In order for the weights to be the correct size (1344, 256), the output of the second conv1d should be of size (?, 21, 64), but instead we obtain (?, 25, 64).

In common_custom_policies.py

def laser_cnn_multi_input(state, **kwargs):
    """
    1D Conv Network

    :param state: (TensorFlow Tensor) state input placeholder
    :param kwargs: (dict) Extra keywords parameters for the convolutional layers of the CNN
    :return: (TensorFlow Tensor) The CNN output layer
    """
    # scan = tf.squeeze(state[:, : , 0:kwargs['laser_scan_len'] , :], axis=1)
    scan = tf.squeeze(state[:, : , 0:kwargs['laser_scan_len'] , :], axis=1)
    wps = tf.squeeze(state[:, :, kwargs['laser_scan_len']:, -1], axis=1)
    # goal = tf.math.multiply(goal, 6)

    kwargs_conv = {}
    activ = tf.nn.relu
    layer_1 = activ(conv1d(scan, 'c1d_1', n_filters=32, filter_size=5, stride=2, init_scale=np.sqrt(2), **kwargs_conv))
    layer_2 = activ(conv1d(layer_1, 'c1d_2', n_filters=64, filter_size=3, stride=2, init_scale=np.sqrt(2), **kwargs_conv))
    layer_2f = conv_to_fc(layer_2)

where conv1d is defined here

I've been making sure to use tensorflow 1.13.1.
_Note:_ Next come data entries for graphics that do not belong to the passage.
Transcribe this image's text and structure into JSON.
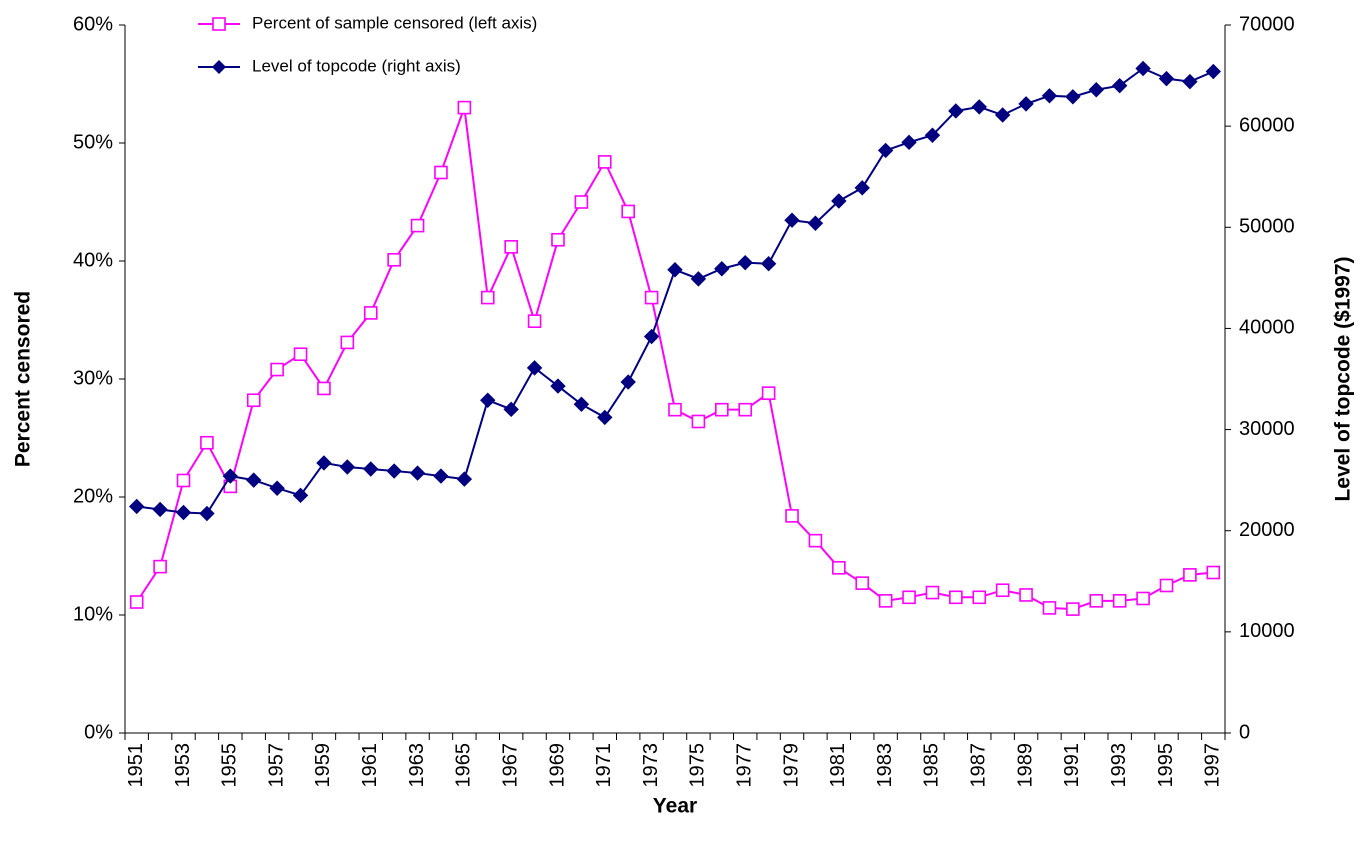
{
  "chart_data": {
    "type": "line",
    "x_label": "Year",
    "y_label": "Percent censored",
    "y2_label": "Level of topcode ($1997)",
    "categories": [
      "1951",
      null,
      "1953",
      null,
      "1955",
      null,
      "1957",
      null,
      "1959",
      null,
      "1961",
      null,
      "1963",
      null,
      "1965",
      null,
      "1967",
      null,
      "1969",
      null,
      "1971",
      null,
      "1973",
      null,
      "1975",
      null,
      "1977",
      null,
      "1979",
      null,
      "1981",
      null,
      "1983",
      null,
      "1985",
      null,
      "1987",
      null,
      "1989",
      null,
      "1991",
      null,
      "1993",
      null,
      "1995",
      null,
      "1997"
    ],
    "series": [
      {
        "name": "Percent of sample censored (left axis)",
        "color": "#ff00ff",
        "marker": "square",
        "axis": "y",
        "values": [
          11.1,
          14.1,
          21.4,
          24.6,
          20.9,
          28.2,
          30.8,
          32.1,
          29.2,
          33.1,
          35.6,
          40.1,
          43.0,
          47.5,
          53.0,
          36.9,
          41.2,
          34.9,
          41.8,
          45.0,
          48.4,
          44.2,
          36.9,
          27.4,
          26.4,
          27.4,
          27.4,
          28.8,
          18.4,
          16.3,
          14.0,
          12.7,
          11.2,
          11.5,
          11.9,
          11.5,
          11.5,
          12.1,
          11.7,
          10.6,
          10.5,
          11.2,
          11.2,
          11.4,
          12.5,
          13.4,
          13.6
        ]
      },
      {
        "name": "Level of topcode (right axis)",
        "color": "#000080",
        "marker": "diamond",
        "axis": "y2",
        "values": [
          22400,
          22100,
          21800,
          21700,
          25400,
          25000,
          24200,
          23500,
          26700,
          26300,
          26100,
          25900,
          25700,
          25400,
          25100,
          32900,
          32000,
          36100,
          34300,
          32500,
          31200,
          34700,
          39200,
          45800,
          44900,
          45900,
          46500,
          46400,
          50700,
          50400,
          52600,
          53900,
          57600,
          58400,
          59100,
          61500,
          61900,
          61100,
          62200,
          63000,
          62900,
          63600,
          64000,
          65700,
          64700,
          64400,
          65400
        ]
      }
    ],
    "ylim": [
      0,
      60
    ],
    "yticks": [
      {
        "value": 0,
        "label": "0%"
      },
      {
        "value": 10,
        "label": "10%"
      },
      {
        "value": 20,
        "label": "20%"
      },
      {
        "value": 30,
        "label": "30%"
      },
      {
        "value": 40,
        "label": "40%"
      },
      {
        "value": 50,
        "label": "50%"
      },
      {
        "value": 60,
        "label": "60%"
      }
    ],
    "y2lim": [
      0,
      70000
    ],
    "y2ticks": [
      0,
      10000,
      20000,
      30000,
      40000,
      50000,
      60000,
      70000
    ],
    "legend": "top"
  }
}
Could it be that you used a different version of the conv1d code during training?

RGring commented 3 years ago

Hi. I will have a look... Just wondering, if the same problem also occurs on the discrete agent?
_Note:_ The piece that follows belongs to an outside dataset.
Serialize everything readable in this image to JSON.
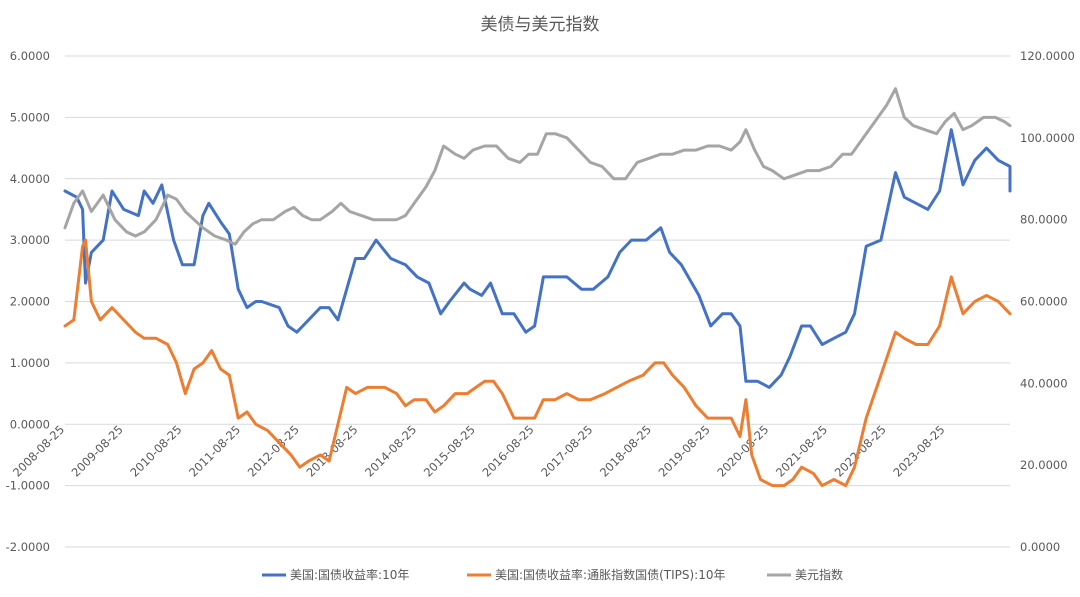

danieldugas commented 3 years ago

I'm seeing the same problem with the discrete agent, yes.

RGring commented 3 years ago

Hi. I can reproduce your error. It happens to me, when I do not launch the simulation (step 4 in "Run pretrained Agents" --> "Run agent trained on raw data, discrete action space, stack size 1"). Can you check, if you have started the simulation? Unfortunately, it is not possible to have all in one launch-file, because the DRL-component runs with python3 and ROS runs with python2.

Though, I don't see yet the connection between the error message and the missing simulation, but it solved it for me :).

Looking forward to your feedback

RGring commented 3 years ago

I also added some examples to run the pre-trained agents in docker in case you want to try that.

danieldugas commented 3 years ago

After looking inside the docker build, I was able to pinpoint the right value for the rosparam, and to get the pretrained models to load with the non-forked stable-baselines, and without ROS.

see here

If you're interested I can make a PR. In any case, thanks for your help!

RGring commented 3 years ago

Hi Daniel, Thanks for your feedback and the improvements. You are very welcome to make a PR!